Hi- searching thru threads & came across this one .. How about this issue .. 2017 Rogue SV .. Once the Blutooth is paired with my Phone after car is started .. the ONLY way to turn on my Radio is to CANCEL Voice recognition.. ? Would think that I get inot my Car - If I want the radio - all I should have to do is Push the Audio Knob - but no .. either I have to Pick up Voice Recognition , Cancel Voice Recognition & then hit knob to turn on Sound for Radio ( the channel shows up on the screen- there is just no sound ) .. OR I have to Pick up VR & SAY THE COMMAND


----------



## tckramer (Jan 15, 2018)

I just want to give another quick update. Nissan seems to have finally fixed the problem with the audio starting automatically. I was able to do a system update last week, and now the audio system remembers its state when the vehicle is turned off. So far everything working the way it should have all along. If the radio is on or off when I turn the Rogue off, it will be the same when I start it again.
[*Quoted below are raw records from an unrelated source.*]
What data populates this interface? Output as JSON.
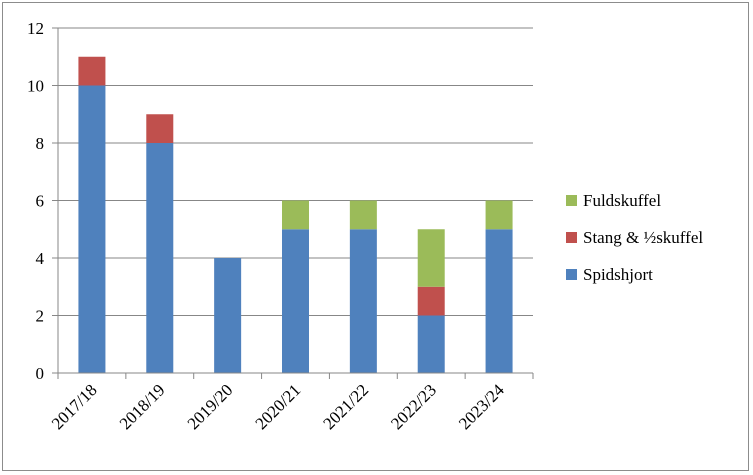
{
  "chart_data": {
    "type": "bar",
    "stacked": true,
    "categories": [
      "2017/18",
      "2018/19",
      "2019/20",
      "2020/21",
      "2021/22",
      "2022/23",
      "2023/24"
    ],
    "series": [
      {
        "name": "Spidshjort",
        "color": "#4f81bd",
        "values": [
          10,
          8,
          4,
          5,
          5,
          2,
          5
        ]
      },
      {
        "name": "Stang & ½skuffel",
        "color": "#c0504d",
        "values": [
          1,
          1,
          0,
          0,
          0,
          1,
          0
        ]
      },
      {
        "name": "Fuldskuffel",
        "color": "#9bbb59",
        "values": [
          0,
          0,
          0,
          1,
          1,
          2,
          1
        ]
      }
    ],
    "y_ticks": [
      "0",
      "2",
      "4",
      "6",
      "8",
      "10",
      "12"
    ],
    "ylim": [
      0,
      12
    ],
    "grid": true,
    "legend_position": "right",
    "legend_order": [
      "Fuldskuffel",
      "Stang & ½skuffel",
      "Spidshjort"
    ]
  }
}
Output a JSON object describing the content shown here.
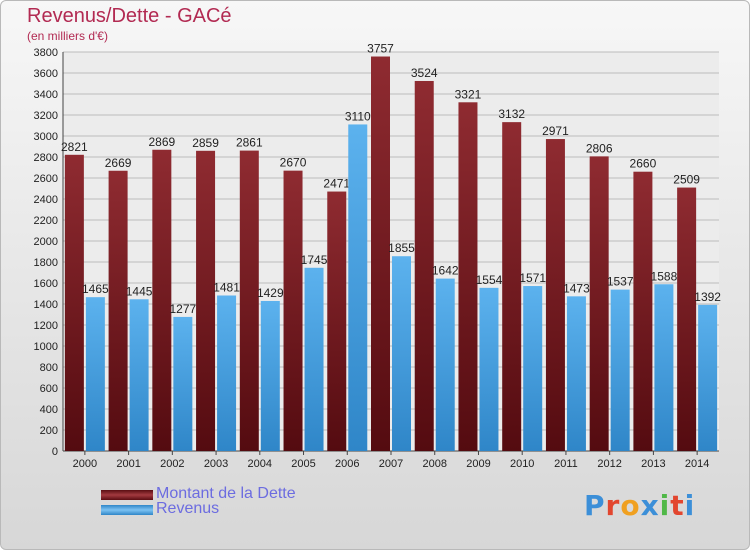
{
  "title": "Revenus/Dette - GACé",
  "subtitle": "(en milliers d'€)",
  "colors": {
    "dette": "#7a1d23",
    "revenus": "#4aa3e4",
    "title": "#b22a52",
    "legend_text": "#6c6ce0"
  },
  "legend": [
    {
      "label": "Montant de la Dette",
      "color": "#7a1d23"
    },
    {
      "label": "Revenus",
      "color": "#4aa3e4"
    }
  ],
  "logo": {
    "text": "Proxiti"
  },
  "chart_data": {
    "type": "bar",
    "categories": [
      "2000",
      "2001",
      "2002",
      "2003",
      "2004",
      "2005",
      "2006",
      "2007",
      "2008",
      "2009",
      "2010",
      "2011",
      "2012",
      "2013",
      "2014"
    ],
    "series": [
      {
        "name": "Montant de la Dette",
        "values": [
          2821,
          2669,
          2869,
          2859,
          2861,
          2670,
          2471,
          3757,
          3524,
          3321,
          3132,
          2971,
          2806,
          2660,
          2509
        ]
      },
      {
        "name": "Revenus",
        "values": [
          1465,
          1445,
          1277,
          1481,
          1429,
          1745,
          3110,
          1855,
          1642,
          1554,
          1571,
          1473,
          1537,
          1588,
          1392
        ]
      }
    ],
    "ylim": [
      0,
      3800
    ],
    "yticks": [
      0,
      200,
      400,
      600,
      800,
      1000,
      1200,
      1400,
      1600,
      1800,
      2000,
      2200,
      2400,
      2600,
      2800,
      3000,
      3200,
      3400,
      3600,
      3800
    ],
    "grid": true,
    "legend_position": "bottom-left"
  }
}
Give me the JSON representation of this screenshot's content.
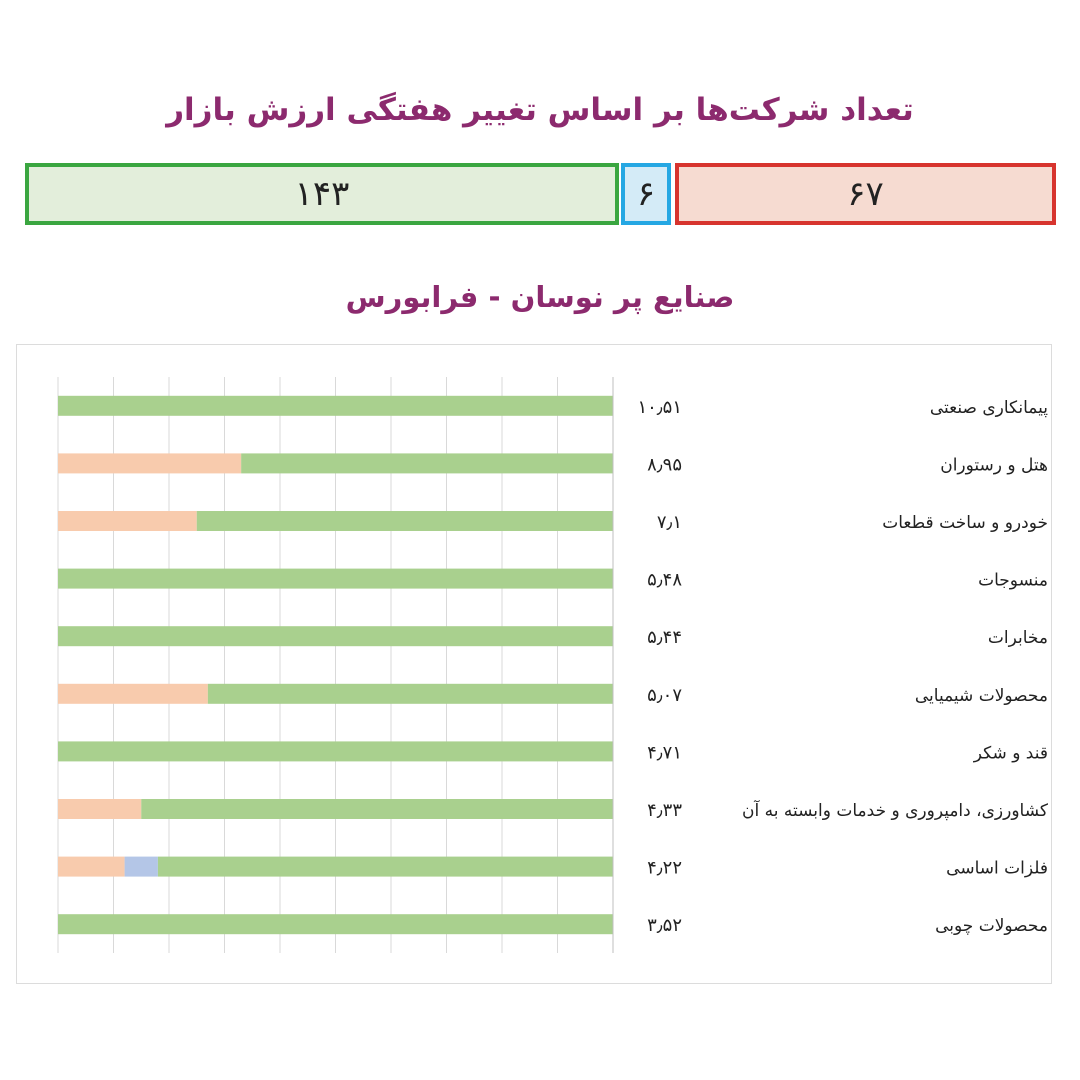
{
  "title": "تعداد شرکت‌ها بر اساس تغییر هفتگی ارزش بازار",
  "summary": {
    "up": "۱۴۳",
    "flat": "۶",
    "down": "۶۷"
  },
  "colors": {
    "title": "#8c2a6e",
    "up": "#a9d08e",
    "flat": "#b4c6e7",
    "down": "#f8cbad"
  },
  "chart_data": {
    "type": "bar",
    "orientation": "horizontal-stacked",
    "title": "صنایع پر نوسان - فرابورس",
    "categories": [
      "پیمانکاری صنعتی",
      "هتل و رستوران",
      "خودرو و ساخت قطعات",
      "منسوجات",
      "مخابرات",
      "محصولات شیمیایی",
      "قند و شکر",
      "کشاورزی، دامپروری و خدمات وابسته به آن",
      "فلزات اساسی",
      "محصولات چوبی"
    ],
    "value_labels": [
      "۱۰٫۵۱",
      "۸٫۹۵",
      "۷٫۱",
      "۵٫۴۸",
      "۵٫۴۴",
      "۵٫۰۷",
      "۴٫۷۱",
      "۴٫۳۳",
      "۴٫۲۲",
      "۳٫۵۲"
    ],
    "series": [
      {
        "values": [
          0,
          33,
          25,
          0,
          0,
          27,
          0,
          15,
          12,
          0
        ]
      },
      {
        "values": [
          0,
          0,
          0,
          0,
          0,
          0,
          0,
          0,
          6,
          0
        ]
      },
      {
        "values": [
          100,
          67,
          75,
          100,
          100,
          73,
          100,
          85,
          82,
          100
        ]
      }
    ],
    "xlim": [
      0,
      100
    ],
    "grid": true,
    "gridlines": 10
  }
}
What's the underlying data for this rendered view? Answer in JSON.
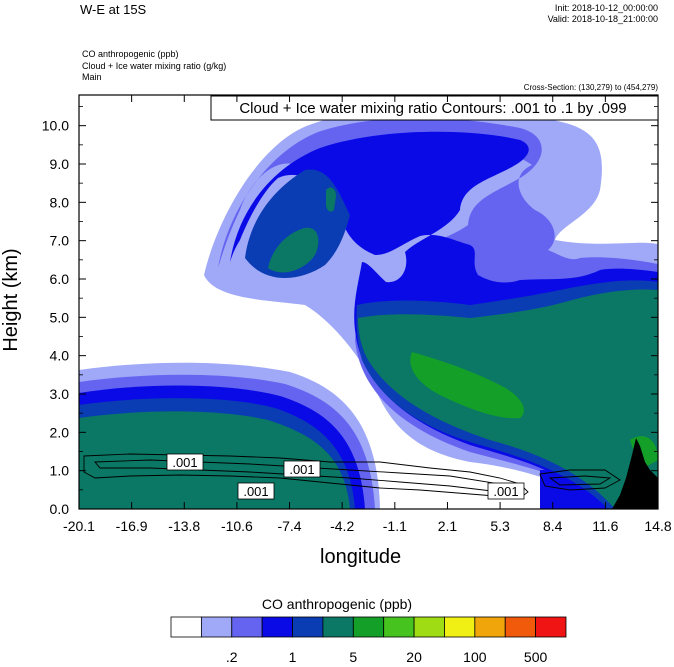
{
  "header": {
    "title": "W-E at 15S",
    "init": "Init: 2018-10-12_00:00:00",
    "valid": "Valid: 2018-10-18_21:00:00",
    "variables": [
      "CO anthropogenic   (ppb)",
      "Cloud + Ice water mixing ratio   (g/kg)",
      "Main"
    ],
    "cross_section": "Cross-Section: (130,279) to (454,279)"
  },
  "chart_data": {
    "type": "contour",
    "xlabel": "longitude",
    "ylabel": "Height (km)",
    "xlim": [
      -20.1,
      14.8
    ],
    "ylim": [
      0,
      10.8
    ],
    "xticks": [
      "-20.1",
      "-16.9",
      "-13.8",
      "-10.6",
      "-7.4",
      "-4.2",
      "-1.1",
      "2.1",
      "5.3",
      "8.4",
      "11.6",
      "14.8"
    ],
    "yticks": [
      "0.0",
      "1.0",
      "2.0",
      "3.0",
      "4.0",
      "5.0",
      "6.0",
      "7.0",
      "8.0",
      "9.0",
      "10.0"
    ],
    "contour_info": "Cloud + Ice water mixing ratio Contours: .001 to .1 by .099",
    "contour_labels": [
      ".001",
      ".001",
      ".001",
      ".001"
    ],
    "colorbar": {
      "title": "CO anthropogenic  (ppb)",
      "tick_labels": [
        ".2",
        "1",
        "5",
        "20",
        "100",
        "500"
      ],
      "colors": [
        "#ffffff",
        "#a0a8f8",
        "#6464f0",
        "#0a0ae6",
        "#0a3cb4",
        "#0a7864",
        "#14a028",
        "#46c31e",
        "#a0dc14",
        "#f0f014",
        "#f0a50a",
        "#f05a0a",
        "#f01414"
      ]
    }
  }
}
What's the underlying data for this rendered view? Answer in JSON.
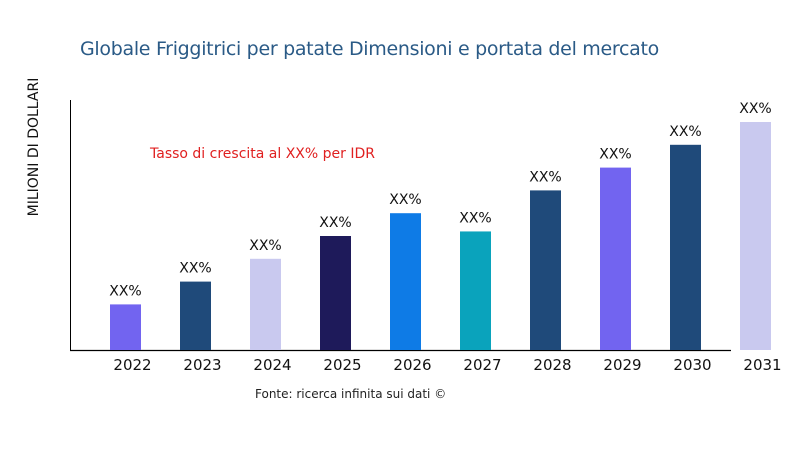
{
  "chart_data": {
    "type": "bar",
    "title": "Globale Friggitrici per patate Dimensioni e portata del mercato",
    "ylabel": "MILIONI DI DOLLARI",
    "xlabel": "",
    "annotation": "Tasso di crescita al XX% per IDR",
    "source": "Fonte: ricerca infinita sui dati ©",
    "categories": [
      "2022",
      "2023",
      "2024",
      "2025",
      "2026",
      "2027",
      "2028",
      "2029",
      "2030",
      "2031"
    ],
    "values": [
      20,
      30,
      40,
      50,
      60,
      52,
      70,
      80,
      90,
      100
    ],
    "data_labels": [
      "XX%",
      "XX%",
      "XX%",
      "XX%",
      "XX%",
      "XX%",
      "XX%",
      "XX%",
      "XX%",
      "XX%"
    ],
    "colors": [
      "#7264f0",
      "#1f4a7a",
      "#c9c9ef",
      "#1e1a5a",
      "#0e7be6",
      "#0aa3bc",
      "#1f4a7a",
      "#7264f0",
      "#1f4a7a",
      "#c9c9ef"
    ],
    "ylim": [
      0,
      100
    ],
    "grid": false,
    "legend": "none"
  }
}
Finally...I don’t know why that was so hard for them to do. Also, just a tip for those who do the update, once it’s installed you’ll get a message telling you to turn off the vehicle and restart it to confirm the installation. It doesn’t work that fast. Once you turn off the vehicle, you’ll need to wait 10-15 minutes for everything to reset before you restart. Then you’ll get a message confirming that the installation was successful.


----------



## NissanGuy2018 (Nov 19, 2018)

Hi; newbie member and Nissan owner here!

I haven't had the issue that the Original Poster described, but I have a question/issue that this might be the right thread to post on.

My family just bought the 2018 Rogue SV. Beautiful vehicle, wonderful sound system, but the HD Radio touch screen button is nowhere to be found. 

It's my understanding that the HD Radio chip (for over the air AM and FM) was standard across the NissanConnect systems for the Rogue. My car has the NissanConnect® featuring Apple CarPlayTM and Android AutoTM.

The owner has NOT signed up for Nissan Connect yet and I downloaded and installed an update about 2 weeks ago. Am I missing something that "unlocks" the HD feature or gets it to appear?


----------



## rino1965 (Nov 29, 2018)

Hi, How did you do the update? Thank you


----------



## NITA2018 (Dec 6, 2018)

*radio issue*

I just brought a new 2018 rogue . I also had the radio issue . I ave since then updated. the manual says you cant use your phone to hotspot but thats what i did. go into connections and connect and do the software update . once thats completed it fixed the radio issue


----------



## NissanGuy2018 (Nov 19, 2018)

To update the system, I connected the car's Wi-Fi to my home router since the signal was strong enough, and ran the update.

It did nothing.

Defective radio? Wrong radio for that car?


----------



## Crackon4488 (Dec 1, 2018)

I bought a new 2018 Nissan Rogue SL a few weeks ago and after reading about this,I just went out to the garage and started it up.I had the audio set for usb and it came on automatically after a few moments.I then pressed the power button off and the screen showed "audio off"..I turned off the vehicle and waited a few minutes for everything to shut down.I started it up again and the screen continued to show "audio off"..Guess mine works as it should.....so far....


----------



## lei1313 (Jan 8, 2019)

*2018 Rogue SV HD Radio*



NissanGuy2018 said:


> Hi; newbie member and Nissan owner here!
> 
> I haven't had the issue that the Original Poster described, but I have a question/issue that this might be the right thread to post on.
> 
> ...


Hi. I have the same issue with Nissan Rouge 2018. Opened case#34071230 with Nissan Consumer Affaires. They called back and said car does not have HD Radio even package specs clear that Nissan Connect with Apple play and Android play must have it. Nobody care. They said I can go to court or do what ever I want. Nice service….


----------